The transaction comes as IGC’s cash burn remains high, with a reported net loss of $1.821 million for the quarter ended September 30 2025 and a $7.1 million loss for the fiscal year ended March 31 2025. The company’s cash balance was $1.105 million at that date, and it has a $12 million credit line from O Bank that is largely used as an overdraft. The $234,000 infusion extends the runway by only a few weeks, underscoring the need for additional financing before the CALMA trial concludes.
Enrollment in the CALMA trial reached 65 % of the target by December 2025, with full enrollment expected in early 2026. The trial is scheduled to complete in the first half of 2026, after which IGC will seek to publish Phase 2 results and pursue a larger funding round or partnership to support Phase 3 development.
CEO Ram Mukunda highlighted that the new investors are “sophisticated, long‑term” participants who bring more than capital, describing them as partners and ambassadors. The company’s strategy is to use the modest raise to bridge the gap to the next major milestone while maintaining momentum in its AI‑driven drug discovery platform and expanding its pipeline beyond IGC‑AD1.

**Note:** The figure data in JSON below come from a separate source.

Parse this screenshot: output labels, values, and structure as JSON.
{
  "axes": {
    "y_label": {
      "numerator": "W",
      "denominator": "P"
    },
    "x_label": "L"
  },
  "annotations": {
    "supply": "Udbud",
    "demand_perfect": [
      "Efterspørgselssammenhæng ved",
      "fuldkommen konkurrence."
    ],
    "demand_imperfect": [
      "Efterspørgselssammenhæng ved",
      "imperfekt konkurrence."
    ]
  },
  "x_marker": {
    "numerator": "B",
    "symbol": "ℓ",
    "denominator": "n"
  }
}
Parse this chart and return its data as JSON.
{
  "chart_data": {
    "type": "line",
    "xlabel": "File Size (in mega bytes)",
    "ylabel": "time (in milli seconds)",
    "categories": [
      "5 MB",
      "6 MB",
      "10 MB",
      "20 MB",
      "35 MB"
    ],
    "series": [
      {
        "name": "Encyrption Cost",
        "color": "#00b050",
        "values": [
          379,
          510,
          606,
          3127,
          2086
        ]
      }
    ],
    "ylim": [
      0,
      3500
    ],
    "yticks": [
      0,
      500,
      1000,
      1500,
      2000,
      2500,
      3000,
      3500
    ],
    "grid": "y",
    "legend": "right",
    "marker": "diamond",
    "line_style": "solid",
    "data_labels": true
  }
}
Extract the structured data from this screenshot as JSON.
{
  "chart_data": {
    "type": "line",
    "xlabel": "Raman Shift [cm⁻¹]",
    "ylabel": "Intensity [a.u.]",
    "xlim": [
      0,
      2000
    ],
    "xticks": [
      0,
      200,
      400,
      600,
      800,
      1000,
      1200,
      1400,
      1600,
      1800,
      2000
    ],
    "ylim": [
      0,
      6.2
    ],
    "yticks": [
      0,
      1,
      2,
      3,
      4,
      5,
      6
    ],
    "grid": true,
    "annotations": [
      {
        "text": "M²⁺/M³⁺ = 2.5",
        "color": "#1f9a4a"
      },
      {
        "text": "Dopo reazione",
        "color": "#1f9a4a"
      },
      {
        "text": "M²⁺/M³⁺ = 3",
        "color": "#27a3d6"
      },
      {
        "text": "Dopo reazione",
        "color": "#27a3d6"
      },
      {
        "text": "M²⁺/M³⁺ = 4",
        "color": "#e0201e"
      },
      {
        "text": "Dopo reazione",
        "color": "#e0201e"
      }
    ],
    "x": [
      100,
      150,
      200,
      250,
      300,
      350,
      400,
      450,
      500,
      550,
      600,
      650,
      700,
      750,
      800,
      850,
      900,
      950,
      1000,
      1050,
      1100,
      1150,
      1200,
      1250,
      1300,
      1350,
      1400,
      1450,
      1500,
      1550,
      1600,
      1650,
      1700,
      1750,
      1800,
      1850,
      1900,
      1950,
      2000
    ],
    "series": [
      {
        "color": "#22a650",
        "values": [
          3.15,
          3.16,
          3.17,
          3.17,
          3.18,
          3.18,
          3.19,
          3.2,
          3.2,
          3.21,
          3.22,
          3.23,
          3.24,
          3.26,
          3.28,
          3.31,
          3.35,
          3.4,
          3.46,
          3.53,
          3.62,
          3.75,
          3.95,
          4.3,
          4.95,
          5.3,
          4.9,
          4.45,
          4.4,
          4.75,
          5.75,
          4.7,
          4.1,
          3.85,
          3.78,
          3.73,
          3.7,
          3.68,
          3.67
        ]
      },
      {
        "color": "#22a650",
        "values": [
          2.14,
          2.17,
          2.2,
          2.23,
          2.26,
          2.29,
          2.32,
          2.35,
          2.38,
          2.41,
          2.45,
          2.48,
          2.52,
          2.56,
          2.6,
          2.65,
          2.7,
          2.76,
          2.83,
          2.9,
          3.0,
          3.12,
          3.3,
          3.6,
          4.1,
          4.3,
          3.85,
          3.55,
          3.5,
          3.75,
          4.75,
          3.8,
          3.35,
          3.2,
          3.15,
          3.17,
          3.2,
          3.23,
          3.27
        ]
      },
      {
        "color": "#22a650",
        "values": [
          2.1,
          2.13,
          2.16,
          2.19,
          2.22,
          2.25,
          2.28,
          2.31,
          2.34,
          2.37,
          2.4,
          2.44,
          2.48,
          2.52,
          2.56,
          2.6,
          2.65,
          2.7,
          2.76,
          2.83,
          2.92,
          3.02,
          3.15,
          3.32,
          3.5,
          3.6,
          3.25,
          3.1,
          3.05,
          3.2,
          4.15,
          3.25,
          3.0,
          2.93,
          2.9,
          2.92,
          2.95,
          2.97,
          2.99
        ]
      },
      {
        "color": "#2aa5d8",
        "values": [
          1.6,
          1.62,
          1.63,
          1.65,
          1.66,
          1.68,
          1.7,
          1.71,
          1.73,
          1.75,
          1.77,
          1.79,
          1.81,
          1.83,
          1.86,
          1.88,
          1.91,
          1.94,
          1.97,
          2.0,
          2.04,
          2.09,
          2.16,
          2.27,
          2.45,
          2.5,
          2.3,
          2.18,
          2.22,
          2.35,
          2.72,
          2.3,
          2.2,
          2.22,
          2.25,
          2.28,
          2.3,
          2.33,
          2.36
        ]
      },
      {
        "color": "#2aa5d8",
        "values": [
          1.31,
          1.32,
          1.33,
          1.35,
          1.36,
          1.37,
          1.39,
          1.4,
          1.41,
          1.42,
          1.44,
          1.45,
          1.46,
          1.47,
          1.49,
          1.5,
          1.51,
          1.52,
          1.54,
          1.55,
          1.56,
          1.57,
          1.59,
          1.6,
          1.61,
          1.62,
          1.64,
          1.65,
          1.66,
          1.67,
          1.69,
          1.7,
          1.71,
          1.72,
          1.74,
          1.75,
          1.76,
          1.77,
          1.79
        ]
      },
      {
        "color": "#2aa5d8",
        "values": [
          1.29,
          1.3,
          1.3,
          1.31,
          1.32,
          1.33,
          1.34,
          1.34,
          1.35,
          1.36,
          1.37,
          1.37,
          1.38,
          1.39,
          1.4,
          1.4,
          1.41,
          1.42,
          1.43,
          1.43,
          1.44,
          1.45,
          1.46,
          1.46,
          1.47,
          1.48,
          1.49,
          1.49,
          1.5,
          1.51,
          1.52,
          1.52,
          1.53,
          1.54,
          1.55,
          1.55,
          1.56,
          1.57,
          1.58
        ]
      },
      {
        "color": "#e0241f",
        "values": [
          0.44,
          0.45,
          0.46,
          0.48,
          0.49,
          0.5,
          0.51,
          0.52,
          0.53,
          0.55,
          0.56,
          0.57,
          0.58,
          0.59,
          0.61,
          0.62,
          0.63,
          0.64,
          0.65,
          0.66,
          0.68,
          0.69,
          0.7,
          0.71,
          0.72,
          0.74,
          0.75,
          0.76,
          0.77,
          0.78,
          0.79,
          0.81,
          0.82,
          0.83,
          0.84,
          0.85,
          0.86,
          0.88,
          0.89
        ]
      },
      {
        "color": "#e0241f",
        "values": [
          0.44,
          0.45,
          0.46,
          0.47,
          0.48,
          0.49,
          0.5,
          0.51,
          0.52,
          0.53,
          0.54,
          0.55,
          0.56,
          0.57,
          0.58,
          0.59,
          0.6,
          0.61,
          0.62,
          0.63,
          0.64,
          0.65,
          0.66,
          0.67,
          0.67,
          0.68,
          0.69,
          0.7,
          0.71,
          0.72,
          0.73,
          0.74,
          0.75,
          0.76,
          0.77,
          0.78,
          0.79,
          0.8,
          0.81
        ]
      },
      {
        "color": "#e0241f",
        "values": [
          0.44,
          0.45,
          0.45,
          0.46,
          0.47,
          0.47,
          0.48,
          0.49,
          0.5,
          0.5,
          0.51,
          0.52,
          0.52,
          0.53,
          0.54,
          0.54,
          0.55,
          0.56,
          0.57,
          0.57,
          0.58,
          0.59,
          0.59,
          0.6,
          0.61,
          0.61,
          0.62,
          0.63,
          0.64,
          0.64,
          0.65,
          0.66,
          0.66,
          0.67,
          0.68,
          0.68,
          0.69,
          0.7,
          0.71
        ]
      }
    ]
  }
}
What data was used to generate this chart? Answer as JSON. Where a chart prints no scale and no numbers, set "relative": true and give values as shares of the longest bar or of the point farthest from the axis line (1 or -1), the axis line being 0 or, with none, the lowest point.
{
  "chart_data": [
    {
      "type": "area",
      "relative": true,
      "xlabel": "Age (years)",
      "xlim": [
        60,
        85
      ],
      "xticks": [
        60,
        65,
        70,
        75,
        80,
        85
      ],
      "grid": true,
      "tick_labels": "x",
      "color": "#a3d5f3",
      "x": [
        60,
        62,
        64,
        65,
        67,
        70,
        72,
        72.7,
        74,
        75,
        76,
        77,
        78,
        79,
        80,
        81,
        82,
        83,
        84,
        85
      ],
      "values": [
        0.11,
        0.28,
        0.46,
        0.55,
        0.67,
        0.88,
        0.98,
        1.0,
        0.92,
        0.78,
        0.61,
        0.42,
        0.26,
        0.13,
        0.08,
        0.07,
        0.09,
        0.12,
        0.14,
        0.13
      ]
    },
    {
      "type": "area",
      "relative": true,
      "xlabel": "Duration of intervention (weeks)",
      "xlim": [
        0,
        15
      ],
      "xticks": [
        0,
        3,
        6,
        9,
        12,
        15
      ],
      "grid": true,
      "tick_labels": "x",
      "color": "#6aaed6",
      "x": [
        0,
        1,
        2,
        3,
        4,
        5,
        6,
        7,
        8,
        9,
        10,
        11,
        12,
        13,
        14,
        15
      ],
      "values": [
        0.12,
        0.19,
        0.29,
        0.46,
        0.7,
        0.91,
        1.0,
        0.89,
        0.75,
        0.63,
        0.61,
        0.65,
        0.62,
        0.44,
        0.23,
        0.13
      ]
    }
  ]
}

The equity offering signals that IGC remains in a cash‑constrained position, but it also demonstrates the company’s ability to attract capital for a high‑profile Alzheimer’s program. The dilution from the new shares will reduce existing shareholders’ ownership, but the infusion is a necessary short‑term measure that keeps the CALMA trial on track and preserves the company’s ability to pursue future growth opportunities.